The NWT will receive 28,000 doses of flu vaccine this year in preparation for higher demand for flu shots amid the Covid-19 pandemic.
That number of doses is double the number usually ordered for flu season, according to David Maguire, spokesperson for the Northwest Territories Health and Social Services Authority (NTHSSA).
“By getting a flu shot you can help protect yourself and those around you,” said Sue Cullen, chief executive officer with the NTHSSA. “You can also help additionally this year by reducing your chances of needing a Covid-19 test and, in turn, reducing the demand put on our health system.”
Flu clinic formats will differ this year and people experiencing symptoms of a respiratory illness are asked to not attend vaccination clinics until their symptoms are resolved.
Clinics will be delivered in line with current public health recommendations and restrictions. Health and social services authorities are planning to provide a number of options for residents who wish to get their flu vaccination, including:
- walk-in clinics with social distancing and masking precautions
- booked appointments at local health centres
- online appointment bookings in Yellowknife
- early access clinics for essential workers and most vulnerable residents
Flu vaccines have not been administered in the NWT yet but will begin as soon as Oct. 13 in Beaufort Delta communities, with clinics opening in other regions in the following weeks until November.
The mass flu clinic in Yellowknife will run Oct. 27-31 in the Multiplex DND gym and appointments can be booked online.
After the mass clinic, flu shot appointments will be available in Yellowknife every Monday, Wednesday and Friday from November until January.
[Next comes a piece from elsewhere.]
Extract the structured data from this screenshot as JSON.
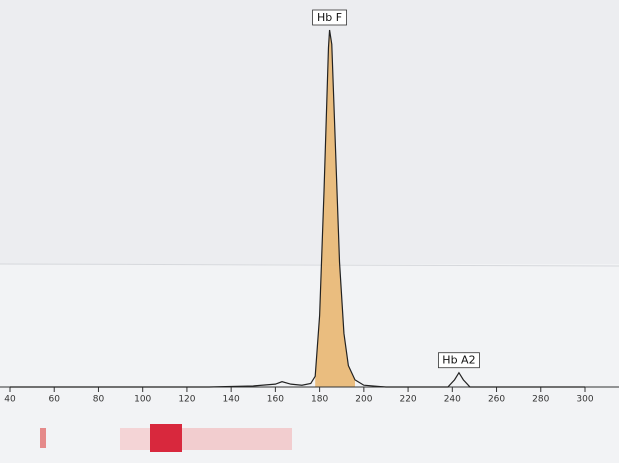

Flu season peaks in December and January in the NWT.
A full list of clinic opening dates and where the clinics will operate in NWT communities is available here.
In contrast to other parts of Canada, pharmacies in the NWT aren’t offering flu shots as territorial regulations don’t permit them to do so.
“Immunizations are not within the scope of practice of pharmacists registered to practice in the NWT. Most pharmacists do not have or maintain that training,” said Department of Health and Social Services spokesperson Damien Healy, citing the NWT’s Pharmacy Act.